While watching the movie, the audience could not control their tears. Filmmaker Bhattarai surely deserves kudos for making Jhola, which looks a perfect combination of the story and the movie. Moreover, Dharabashi himself has been a crew member of the beautiful movie that reflects life of rural Nepal in the early 20th century.
Although it is all about the inhuman Sati practice in which the wives have to die with their husbands by burning themselves alive in the pyre of their husband, the movie also portrays the social, cultural and economic aspects of Nepali society at the time as well as the status of women in the fore in a chronological order. For men, women 100 years ago were only machines to produce babies and work for them. Filmmaker Bhattarai has presented this beautifully in the two-hour movie.
As said above, the film mirrors the conditions of the Nepali women in particular and the society in general prior to the abolition of the sati practice by Rana Prime Minister Chandra Shumsher in 1920.
Movie shows many evil social practices
Director Bhattari has tried his best to include all evil practices of the society back then although his focus was on the sati system. He has even shown how the slaves used to be treated then.
All the characters are shown in the attire popular in Nepali society at the time. They walk barefoot and light the house by burning figs.
Senior actors of the Nepali movie industry including Deepak Kshetri, Desh Bhakta Khanal and Laxmi Giri acted in this film. It held the audience spellbound for two hours. It is free of scattered ideas, which has been a common problem in Nepali movies.

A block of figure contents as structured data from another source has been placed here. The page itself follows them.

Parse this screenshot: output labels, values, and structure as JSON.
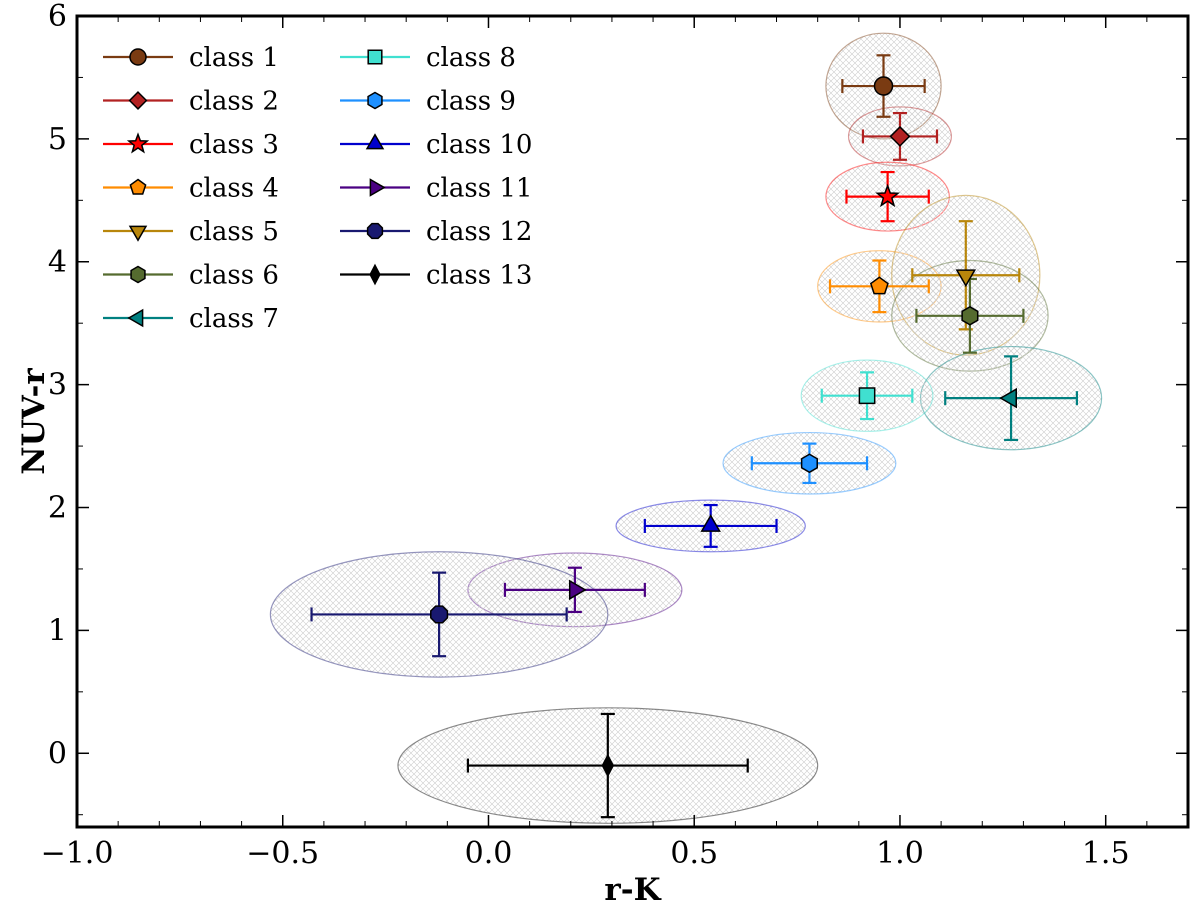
{
  "chart_data": {
    "type": "scatter",
    "title": "",
    "xlabel": "r-K",
    "ylabel": "NUV-r",
    "xlim": [
      -1.0,
      1.7
    ],
    "ylim": [
      -0.6,
      6.0
    ],
    "x_ticks": [
      -1.0,
      -0.5,
      0.0,
      0.5,
      1.0,
      1.5
    ],
    "x_tick_labels": [
      "−1.0",
      "−0.5",
      "0.0",
      "0.5",
      "1.0",
      "1.5"
    ],
    "y_ticks": [
      0,
      1,
      2,
      3,
      4,
      5,
      6
    ],
    "y_tick_labels": [
      "0",
      "1",
      "2",
      "3",
      "4",
      "5",
      "6"
    ],
    "grid": false,
    "legend_position": "top-left",
    "legend_columns": 2,
    "series": [
      {
        "name": "class 1",
        "marker": "circle",
        "color": "#7a3b12",
        "x": 0.96,
        "y": 5.43,
        "xerr": 0.1,
        "yerr": 0.25,
        "ellipse": {
          "rx": 0.14,
          "ry": 0.43
        }
      },
      {
        "name": "class 2",
        "marker": "diamond",
        "color": "#b22222",
        "x": 1.0,
        "y": 5.02,
        "xerr": 0.09,
        "yerr": 0.19,
        "ellipse": {
          "rx": 0.125,
          "ry": 0.24
        }
      },
      {
        "name": "class 3",
        "marker": "star",
        "color": "#ff0000",
        "x": 0.97,
        "y": 4.53,
        "xerr": 0.1,
        "yerr": 0.2,
        "ellipse": {
          "rx": 0.15,
          "ry": 0.28
        }
      },
      {
        "name": "class 4",
        "marker": "pentagon",
        "color": "#ff8c00",
        "x": 0.95,
        "y": 3.8,
        "xerr": 0.12,
        "yerr": 0.21,
        "ellipse": {
          "rx": 0.15,
          "ry": 0.29
        }
      },
      {
        "name": "class 5",
        "marker": "triangle-down",
        "color": "#b8860b",
        "x": 1.16,
        "y": 3.89,
        "xerr": 0.13,
        "yerr": 0.44,
        "ellipse": {
          "rx": 0.18,
          "ry": 0.65
        }
      },
      {
        "name": "class 6",
        "marker": "hexagon",
        "color": "#556b2f",
        "x": 1.17,
        "y": 3.56,
        "xerr": 0.13,
        "yerr": 0.3,
        "ellipse": {
          "rx": 0.19,
          "ry": 0.45
        }
      },
      {
        "name": "class 7",
        "marker": "triangle-left",
        "color": "#008080",
        "x": 1.27,
        "y": 2.89,
        "xerr": 0.16,
        "yerr": 0.34,
        "ellipse": {
          "rx": 0.22,
          "ry": 0.42
        }
      },
      {
        "name": "class 8",
        "marker": "square",
        "color": "#40e0d0",
        "x": 0.92,
        "y": 2.91,
        "xerr": 0.11,
        "yerr": 0.19,
        "ellipse": {
          "rx": 0.16,
          "ry": 0.29
        }
      },
      {
        "name": "class 9",
        "marker": "hexagon",
        "color": "#1e90ff",
        "x": 0.78,
        "y": 2.36,
        "xerr": 0.14,
        "yerr": 0.16,
        "ellipse": {
          "rx": 0.21,
          "ry": 0.25
        }
      },
      {
        "name": "class 10",
        "marker": "triangle-up",
        "color": "#0000cd",
        "x": 0.54,
        "y": 1.85,
        "xerr": 0.16,
        "yerr": 0.17,
        "ellipse": {
          "rx": 0.23,
          "ry": 0.21
        }
      },
      {
        "name": "class 11",
        "marker": "triangle-right",
        "color": "#4b0082",
        "x": 0.21,
        "y": 1.33,
        "xerr": 0.17,
        "yerr": 0.18,
        "ellipse": {
          "rx": 0.26,
          "ry": 0.3
        }
      },
      {
        "name": "class 12",
        "marker": "octagon",
        "color": "#191970",
        "x": -0.12,
        "y": 1.13,
        "xerr": 0.31,
        "yerr": 0.34,
        "ellipse": {
          "rx": 0.41,
          "ry": 0.51
        }
      },
      {
        "name": "class 13",
        "marker": "thin-diamond",
        "color": "#000000",
        "x": 0.29,
        "y": -0.1,
        "xerr": 0.34,
        "yerr": 0.42,
        "ellipse": {
          "rx": 0.51,
          "ry": 0.47
        }
      }
    ]
  }
}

The setting and cinematography looks perfect. A non-Nepali audience can also enjoy the movie as it has English subtitles. When the debate of man or machine is rife in Hollywood, Jhola, which has presented women as machines, is indeed a movie worth watching. After a long interval, the fans of Nepali movies have a beautiful film based entirely on the Nepali society of a hundred years ago to enjoy while sitting together with their family members.
Excited by the success of the movie, story writer Dharabasi has taken the movie to the U.S. for its screening there on April 13.